La mise à nu de l'âme et du corps des détenus.
Après leur avoir retiré leurs biens on emmène les hommes dans une sorte de hangar, sans aucune explication. Ils doivent ôter leurs vêtements et leurs chaussures. Des barbiers
arrivent, leur tondent les cheveux et les rasent. Aucune explication n’est donnée. Ils sont douchés comme s'ils étaient contaminés puis, on les fait sortir nus dans l’hiver très rude. Ils sont alors tatoués : ils n’ont plus de noms et leur seul moyen d’identification est leur numéro. Quelques citations : « Démolition d’un homme », « nous voici transformé en ces même fantômes qu’hier soir » (Chapitre 2), « machine grise »(Chapitre 4 masse), « anonyme », « non-hommes », « on hésite à les appeler vivants » (Chapitre 9),… Peu à peu, les prisonniers sont rééduqués : on leur donne un travail, décris dans le chapitre 6 du livre. Les prisonniers font ce qu’on leur demande sans penser comme si ils n’avaient plus la force de réfléchir. On les fait travailler en hiver et en été tous les jours et toujours avec les mêmes habits. Bien que le vol ne soit pas toléré, il devient une nécessité pour survivre. Primo Levi en parle comme si les prisonniers n’avaient plus de conception du bien ou du mal. Les gens se bagarrent pour du pain qui devient une monnaie d’échange.

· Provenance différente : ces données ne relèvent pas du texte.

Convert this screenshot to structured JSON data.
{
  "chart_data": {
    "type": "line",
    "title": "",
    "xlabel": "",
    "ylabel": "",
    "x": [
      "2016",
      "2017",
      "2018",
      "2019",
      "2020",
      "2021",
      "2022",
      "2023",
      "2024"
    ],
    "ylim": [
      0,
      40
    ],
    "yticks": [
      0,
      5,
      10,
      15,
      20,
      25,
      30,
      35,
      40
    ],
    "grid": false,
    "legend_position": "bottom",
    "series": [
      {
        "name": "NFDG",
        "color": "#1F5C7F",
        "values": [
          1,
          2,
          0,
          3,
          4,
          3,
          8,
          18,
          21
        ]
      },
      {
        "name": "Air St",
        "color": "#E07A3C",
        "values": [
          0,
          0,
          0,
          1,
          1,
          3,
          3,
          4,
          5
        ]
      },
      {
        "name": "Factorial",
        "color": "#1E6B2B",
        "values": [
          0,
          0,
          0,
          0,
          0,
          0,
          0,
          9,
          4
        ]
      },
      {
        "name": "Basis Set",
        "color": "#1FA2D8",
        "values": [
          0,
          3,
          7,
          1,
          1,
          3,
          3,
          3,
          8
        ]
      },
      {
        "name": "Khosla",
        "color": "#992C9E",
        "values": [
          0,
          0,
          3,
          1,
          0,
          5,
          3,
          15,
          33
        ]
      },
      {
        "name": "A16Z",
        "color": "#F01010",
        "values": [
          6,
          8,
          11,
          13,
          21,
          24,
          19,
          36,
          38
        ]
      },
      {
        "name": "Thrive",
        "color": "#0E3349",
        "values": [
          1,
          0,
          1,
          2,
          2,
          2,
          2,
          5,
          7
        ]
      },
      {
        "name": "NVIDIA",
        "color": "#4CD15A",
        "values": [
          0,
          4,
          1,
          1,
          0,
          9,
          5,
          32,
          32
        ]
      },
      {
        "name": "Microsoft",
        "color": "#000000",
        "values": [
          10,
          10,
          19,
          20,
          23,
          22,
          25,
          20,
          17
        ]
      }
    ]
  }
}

Les hommes deviennent des animaux.
Dès leur arrivée au camp, les prisonniers sont considérés comme des animaux. On pense qu’ils sont contaminés, on les traite comme des moins que rien. On les rase comme un troupeau. Le mot allemand « fressen », qui qualifie les animaux est utilisé à l'instar du mot « essen » (Chapitre 7). On retrouve les termes « le troupeau »), « ataviques » (Chapitre 9). L'auteur, à travers ces métaphores cherche à montrer l'état animal des déportés. En particulier, lors du passage du test de chimiste durant lequel Alex, un détenu, est comparé à un « spécimen zoologique » (Chapitre 10).
Pour conclure, Primo Levi tente dans ce roman, de montrer l'instauration d'un processus de déshumanisation dans les camps de concentration avec dans un premier temps l'arrivée au camp puis, la lente destruction des déportés pour au final les faire devenir des animaux dociles et sans défense.